Over five years ago I wrote about a remarkable adaptation in insects: mimicry of snakes. Remember that “holometabolous” insects go through very different life stages, and this includes Lepidoptera, which have larvae that become pupae (also known as “chrysalises”), and out of those pupae hatch the winged adults. The larvae (“caterpillars”) are often highly edible to birds and other predators, and have to evolve various strategies to avoid being eaten. Snake mimicry is one such strategy.
In 2020 I described one example of a caterpillar mimicking a snake. When the caterpillar is disturbed, it displays a remarkably snakelike underside and rears its head like a venomous snake. This is the Snake-mimic caterpillar, Hemeroplanes triptolemus, a moth from the Amazon rainforest found in Puyo, Ecuador. The video was taken by the late Andreas Kay, who rediscovered my frog Atelopus coynei. (Kay’s photos are now curated by reader Lou Jost.) I’ve put Kay’s video below again—it’s the second one in this post.
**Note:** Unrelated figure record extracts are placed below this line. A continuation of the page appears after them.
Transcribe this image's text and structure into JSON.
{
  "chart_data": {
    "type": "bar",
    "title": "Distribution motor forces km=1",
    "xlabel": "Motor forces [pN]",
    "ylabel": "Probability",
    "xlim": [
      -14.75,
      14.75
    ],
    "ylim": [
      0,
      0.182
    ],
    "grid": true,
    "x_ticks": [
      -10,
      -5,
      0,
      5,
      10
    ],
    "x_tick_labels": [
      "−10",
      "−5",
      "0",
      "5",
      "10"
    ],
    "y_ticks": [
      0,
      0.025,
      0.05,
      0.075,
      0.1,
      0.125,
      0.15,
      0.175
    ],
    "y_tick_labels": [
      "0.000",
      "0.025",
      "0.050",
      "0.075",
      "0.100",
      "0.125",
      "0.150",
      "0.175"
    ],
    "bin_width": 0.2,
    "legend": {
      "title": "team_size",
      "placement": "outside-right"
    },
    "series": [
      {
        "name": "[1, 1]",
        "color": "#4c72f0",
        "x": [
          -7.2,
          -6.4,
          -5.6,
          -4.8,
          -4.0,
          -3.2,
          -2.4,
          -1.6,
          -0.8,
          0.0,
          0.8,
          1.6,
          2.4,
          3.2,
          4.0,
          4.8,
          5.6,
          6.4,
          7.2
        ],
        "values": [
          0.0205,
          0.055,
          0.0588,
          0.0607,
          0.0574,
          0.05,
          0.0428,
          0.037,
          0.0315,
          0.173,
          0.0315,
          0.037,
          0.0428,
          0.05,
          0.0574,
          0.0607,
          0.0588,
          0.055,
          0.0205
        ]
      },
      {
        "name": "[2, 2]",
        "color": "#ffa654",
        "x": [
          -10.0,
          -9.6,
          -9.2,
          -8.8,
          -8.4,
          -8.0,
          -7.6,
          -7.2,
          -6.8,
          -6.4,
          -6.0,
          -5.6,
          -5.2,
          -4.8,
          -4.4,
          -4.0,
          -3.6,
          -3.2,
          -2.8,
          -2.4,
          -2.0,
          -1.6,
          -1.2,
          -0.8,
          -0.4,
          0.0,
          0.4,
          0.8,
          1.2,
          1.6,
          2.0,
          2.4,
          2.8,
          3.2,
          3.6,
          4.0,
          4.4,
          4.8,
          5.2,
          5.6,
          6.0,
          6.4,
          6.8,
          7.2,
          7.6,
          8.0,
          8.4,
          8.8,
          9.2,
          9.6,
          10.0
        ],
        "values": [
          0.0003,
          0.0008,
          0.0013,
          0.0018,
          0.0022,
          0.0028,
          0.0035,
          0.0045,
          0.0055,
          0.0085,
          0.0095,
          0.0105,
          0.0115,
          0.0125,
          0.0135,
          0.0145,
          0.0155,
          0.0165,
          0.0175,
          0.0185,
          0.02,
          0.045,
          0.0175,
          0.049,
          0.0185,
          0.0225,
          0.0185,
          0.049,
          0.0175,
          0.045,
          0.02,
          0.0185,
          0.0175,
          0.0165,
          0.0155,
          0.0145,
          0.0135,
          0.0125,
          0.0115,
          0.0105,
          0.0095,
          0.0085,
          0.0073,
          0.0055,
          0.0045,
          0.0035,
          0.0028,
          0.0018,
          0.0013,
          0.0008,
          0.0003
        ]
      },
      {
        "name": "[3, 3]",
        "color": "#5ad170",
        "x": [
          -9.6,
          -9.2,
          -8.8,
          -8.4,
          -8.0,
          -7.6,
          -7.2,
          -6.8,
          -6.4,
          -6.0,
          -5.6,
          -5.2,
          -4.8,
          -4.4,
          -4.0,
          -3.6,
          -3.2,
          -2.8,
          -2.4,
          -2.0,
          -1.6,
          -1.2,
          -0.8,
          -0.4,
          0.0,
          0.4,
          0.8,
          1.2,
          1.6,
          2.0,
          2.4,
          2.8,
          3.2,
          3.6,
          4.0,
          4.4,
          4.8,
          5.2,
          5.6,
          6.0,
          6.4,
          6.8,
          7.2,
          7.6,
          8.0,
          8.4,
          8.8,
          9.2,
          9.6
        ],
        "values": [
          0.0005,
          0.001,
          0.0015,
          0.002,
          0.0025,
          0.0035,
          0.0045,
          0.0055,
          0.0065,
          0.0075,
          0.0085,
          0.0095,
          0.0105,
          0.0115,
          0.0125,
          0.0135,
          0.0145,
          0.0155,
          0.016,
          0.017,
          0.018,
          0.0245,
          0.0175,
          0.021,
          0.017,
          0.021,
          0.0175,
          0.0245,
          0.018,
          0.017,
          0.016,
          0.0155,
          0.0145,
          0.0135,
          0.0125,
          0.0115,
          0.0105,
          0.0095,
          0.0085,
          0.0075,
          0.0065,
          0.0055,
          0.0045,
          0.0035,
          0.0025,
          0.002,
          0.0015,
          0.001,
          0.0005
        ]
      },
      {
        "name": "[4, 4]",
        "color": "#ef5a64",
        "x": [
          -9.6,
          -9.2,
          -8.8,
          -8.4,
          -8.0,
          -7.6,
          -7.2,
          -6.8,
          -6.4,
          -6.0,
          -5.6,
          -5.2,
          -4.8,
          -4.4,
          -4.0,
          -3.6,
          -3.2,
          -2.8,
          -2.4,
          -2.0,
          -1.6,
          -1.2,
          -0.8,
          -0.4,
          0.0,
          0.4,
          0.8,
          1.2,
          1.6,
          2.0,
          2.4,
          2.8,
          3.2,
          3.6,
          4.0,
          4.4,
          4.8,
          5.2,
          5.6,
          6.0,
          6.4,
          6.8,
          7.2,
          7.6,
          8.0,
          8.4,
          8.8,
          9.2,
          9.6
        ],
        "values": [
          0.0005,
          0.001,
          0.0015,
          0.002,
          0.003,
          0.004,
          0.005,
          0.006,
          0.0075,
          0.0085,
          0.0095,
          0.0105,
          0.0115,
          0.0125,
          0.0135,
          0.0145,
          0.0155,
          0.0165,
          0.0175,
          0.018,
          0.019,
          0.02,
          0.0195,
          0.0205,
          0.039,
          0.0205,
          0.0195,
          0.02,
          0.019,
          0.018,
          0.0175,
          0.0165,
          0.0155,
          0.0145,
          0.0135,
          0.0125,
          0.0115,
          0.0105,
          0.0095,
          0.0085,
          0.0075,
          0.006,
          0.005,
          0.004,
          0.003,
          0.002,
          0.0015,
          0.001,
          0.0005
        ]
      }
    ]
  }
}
But pupae, being immobile (well, as you’ll see, they can sometimes move a little), have a bigger problem, for they don’t have much behavior to deter predators. In another post from 2015 I described and showed some photos of a pupa that, like the caterpillar above, also resembles a snake. (It’s a different species from the one above; the pupal mimic becomes a butterfly while the larval mimic turns into a moth.) I also noted that the pupa could actually move a bit, and it’s likely that even a little motion might deter a predator. But at that time I had no video to show.
Recently I found that in fact Kay did take some video of the snake-mimic pupa and had put it up in 2018. Ergo, just below, in the top video, you can see a pupa that resembles a snake. The resemblance of both moth and butterfly mimics is so close to that of a snake, both morphologically and behaviorally, that it’s hard to think of any explanation other than Batesian mimicry.
First, here are Andreas’s YouTube notes:
This chrysalis or pupa of the Daring Owl-Butterfly, Dynastor darius, was filmed in the Jardin Eco-botanico Mindo, Ecuador. It mimics the head of a snake which gives it an advantage in the struggle for survival by scaring off predators such as birds. It has fake eyes, a fake mouth, fake scales and even strikes like a snake if disturbed, as shown in this video.
And look at it move! How does the immobile and developing butterfly adult know that something’s threatening it? It appears to have a sense of touch.
And here again is the moth larva mimicking a snake; a video I showed before. You might want to ponder the incipient stages of this adaptation—what were the first snake-resembling features to evolve?